A Emenda Constitucional n. 19/1988 inovou o ordenamento jurídico brasileiro, ao incluir, de maneira expressa no caput do artigo 37, a eficiência como princípio norteador da Administração Pública.

Segundo magistério de Alexandre de Moraes [01], "o princípio da eficiência é o que impõe à administração pública direta e indireta e a seus agentes a persecução do bem comum, por meio do exercício de suas competências de forma imparcial, neutra, transparente, participativa, eficaz, sem burocracia e sempre em busca da qualidade, rimando pela adoção dos critérios legais e morais necessários para melhor utilização possível dos recursos públicos, de maneira a evitarem-se desperdícios e garantir-se maior rentabilidade social". (grifo nosso)

Bem assim, a ampliação da eficiência das políticas públicas é uma das diretrizes a serem observadas nas contratações públicas das microempresas e empresas de pequeno porte, conforme artigo 1°, inciso I, do Decreto n. 6.204/07.

Com vistas ao cumprimento de tal princípio, a Lei de Responsabilidade Fiscal determina que o administrador público mantenha um sistema de custos para a avaliação e o acompanhamento da gestão orçamentária, financeira e patrimonial (artigo 50, § 3º) [02].

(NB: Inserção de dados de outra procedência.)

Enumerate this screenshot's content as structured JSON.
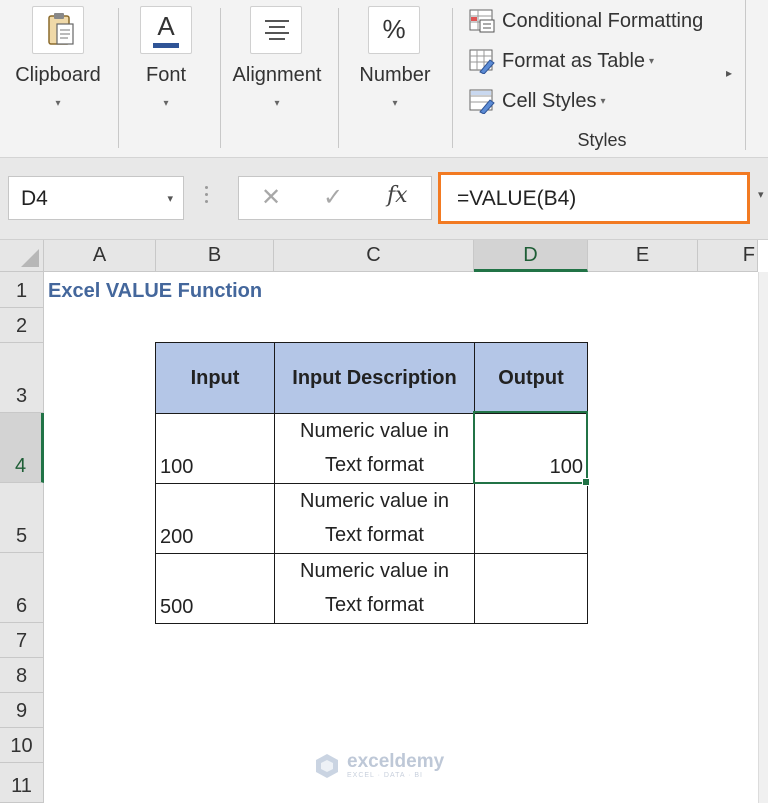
{
  "ribbon": {
    "groups": [
      {
        "label": "Clipboard",
        "icon": "clipboard-icon"
      },
      {
        "label": "Font",
        "icon": "font-color-icon"
      },
      {
        "label": "Alignment",
        "icon": "align-lines-icon"
      },
      {
        "label": "Number",
        "icon": "percent-icon"
      }
    ],
    "styles": {
      "label": "Styles",
      "items": [
        {
          "label": "Conditional Formatting",
          "icon": "conditional-formatting-icon",
          "dropdown": false
        },
        {
          "label": "Format as Table",
          "icon": "format-as-table-icon",
          "dropdown": true
        },
        {
          "label": "Cell Styles",
          "icon": "cell-styles-icon",
          "dropdown": true
        }
      ]
    },
    "font_glyph": "A",
    "number_glyph": "%",
    "scroll_glyph": "▸",
    "caret_glyph": "▾"
  },
  "formula_bar": {
    "name_box": "D4",
    "cancel_glyph": "✕",
    "enter_glyph": "✓",
    "fx_label": "fx",
    "formula": "=VALUE(B4)",
    "accent_color": "#f27a22"
  },
  "sheet": {
    "columns": [
      "A",
      "B",
      "C",
      "D",
      "E",
      "F"
    ],
    "rows": [
      "1",
      "2",
      "3",
      "4",
      "5",
      "6",
      "7",
      "8",
      "9",
      "10",
      "11"
    ],
    "active_column": "D",
    "active_row": "4",
    "title": "Excel VALUE Function",
    "table": {
      "headers": [
        "Input",
        "Input Description",
        "Output"
      ],
      "rows": [
        {
          "input": "100",
          "desc_line1": "Numeric value in",
          "desc_line2": "Text format",
          "output": "100"
        },
        {
          "input": "200",
          "desc_line1": "Numeric value in",
          "desc_line2": "Text format",
          "output": ""
        },
        {
          "input": "500",
          "desc_line1": "Numeric value in",
          "desc_line2": "Text format",
          "output": ""
        }
      ],
      "header_color": "#b4c6e7"
    },
    "selection_color": "#217346"
  },
  "watermark": {
    "name": "exceldemy",
    "tagline": "EXCEL · DATA · BI"
  }
}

Muito embora o setor público, nas três esferas governamentais, possua sistemas informatizados de contabilidade, o controle é focado muito mais no desembolso financeiro e nos procedimentos formais do que no custo propriamente dito do serviço público ofertado ao cidadão.

Questões relativas ao custo total de uma aula, de um aluno, da merenda escolar, da coleta e destinação final de resíduos sólidos, do atendimento em uma unidade básica de saúde, dos serviços dos setores administrativos, entre outras, são respondidas, quando muito, de maneira precária.

Demais disso, a comprovação do atendimento aos princípios da economicidade (artigo 70, caput, da Constituição Federal) e da vantajosidade (artigo 16, caput, da Lei Federal n. 4.320/64), por ocasião de repasses públicos a entidades do terceiro setor, resta prejudicada face à ausência de indicadores confiáveis de custos.

Assim sendo, a alocação dos recursos públicos torna-se, na grande maioria das vezes, ineficiente, fazendo com que os mesmos sejam gastos em excesso ou contingenciados onde não há margem para tanto, divorciando-se, consequentemente, do interesse público presente.

Além do que a ausência de um sistema de custos, a nosso ver, é um dos fatores impeditivos para avaliação da eficiência (fazer certo a "coisa"), eficácia (fazer a "coisa" certa) e efetividade (fazer a "coisa" que precisa ser feita), relativamente aos serviços entregues pela gestão pública. Como diria Robert Henry Srour, "difícil não é fazer o que é certo, é descobrir o que é certo fazer".

Tendo em conta a problemática ora exposta, propomos a aplicação, no âmbito da Administração Pública, dos conceitos trazidos pela contabilidade de custos, com vistas a viabilizar um sistema gerencial para otimização e aperfeiçoamento da aplicação e do controle dos dinheiros públicos.


2. Contabilidade e Sistemas de Custos

2.1. Definição da Contabilidade Custos aplicada ao Setor Público

A contabilidade de custos é definida como o ramo da ciência contábil que coleta, classifica, registra e produz informações acerca dos produtos e serviços da entidade, pública ou privada, com fins de mensuração de desempenho e auxílio na tomada de decisão dos respectivos gestores. Cabe destacar que a fonte primária de dados da contabilidade de custos é a contabilidade geral, nos termos das normas e legislação inerentes à matéria.

Para tanto, a contabilidade de custos classifica os dispêndios, inclusive os públicos, em diretos e indiretos, bem assim variáveis e fixos.

Considera-se, no âmbito governamental, como custo direto aqueles gastos relacionados diretamente ao bem e/ou serviço final entregue à população e que, portanto, podem ser alocados diretamente, sem a necessidade de estabelecer-se uma metodologia de rateio. Como exemplos, citamos os seguintes gastos:

- professores numa sala de aula;

- médicos numa unidade básica de atendimento;

- guardas municipais em policiamento ostensivo numa praça;

- cestas básicas na distribuição de mantimentos para população carente;

- sementes em programas da secretaria de agricultura com vistas a incentivar o plantio do pequeno produtor;

- medicamentos para serem distribuídos em farmácia municipal.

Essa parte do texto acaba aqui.